The Following Are Some of The Most Common Side Effects:
- Heartburn, indigestion, fatigue, and vomiting
- Heat, bloating, diarrhoea, and bowel problems are all symptoms of constipation
- Heartbeats that are pounding
- Headaches, dizziness, and jitters
- Night disturbances (insomnia), tiredness
- Gaining weight
- Stiffness of the joints
- Alterations in the menstrual cycle
This is not an exhaustive list of potential side effects; there may be others too. Contact an expert to know more about the adverse effects.
Feverfew is widely regarded as safe, with very few reported side effects.
Even so, people have only focused on the impact on the body in the short term. There hasn’t been much research on long-term consequences (more than four months).
Feverfew can cause stomach pains, heartburn, diarrhoea, bowel problems, fatigue, dizziness, and tiredness in some people.
Pregnant women should avoid taking feverfew because it can cause premature contractions. Furthermore, there is inadequate evidence to guarantee that it is healthy for breastfeeding mothers.
People that are allergic to ragweed or other plants in the Asteraceae or systems in different plant families, including such daisies, marigolds, and chrysanthemums, must stay away from this herb.
Since the supplement can interfere with some drugs, especially blood thinners and liver medicines, it’s better to consult a physician before using it.
Recommendations and Dosage
At the moment, there is no approved prescribed dosage for feverfew.
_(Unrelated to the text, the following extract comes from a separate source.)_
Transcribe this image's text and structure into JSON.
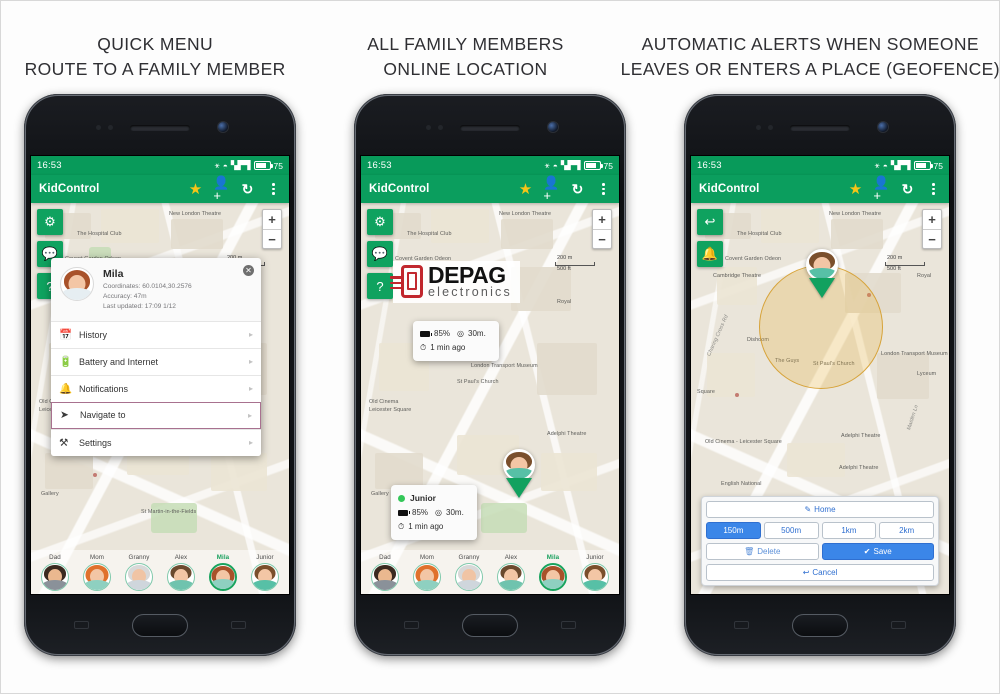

Nonetheless, studies show that taking 100–300 mg of a feverfew factor containing 0.2–0.4% parthenolide 1–4 times per day can help with migraine headaches.
Feverfew is classified as a tincture or fluid extract, which is frequently used to treat arthritis. But even so, there is inadequate evidence that suggests it for this reason.
It’s also sold as tea, something that you can find in natural food shops or on Amazon.
Please keep in mind that feverfew is not suitable for everyone, especially if you are pregnant or taking multiple medications. Consult your physician if you have any questions.
The Bottom Line
Feverfew (Tanacetum parthenium) is an important migraine remedy. However, recent studies suggest that it is only somewhat more successful than just a placebo. Feverfew has also been linked to pain relief, anticancer properties, an improved attitude, and the reduction of acne rosacea.
While this remedy is relatively safe, if you’ve any questions, you can always seek an expert’s guide.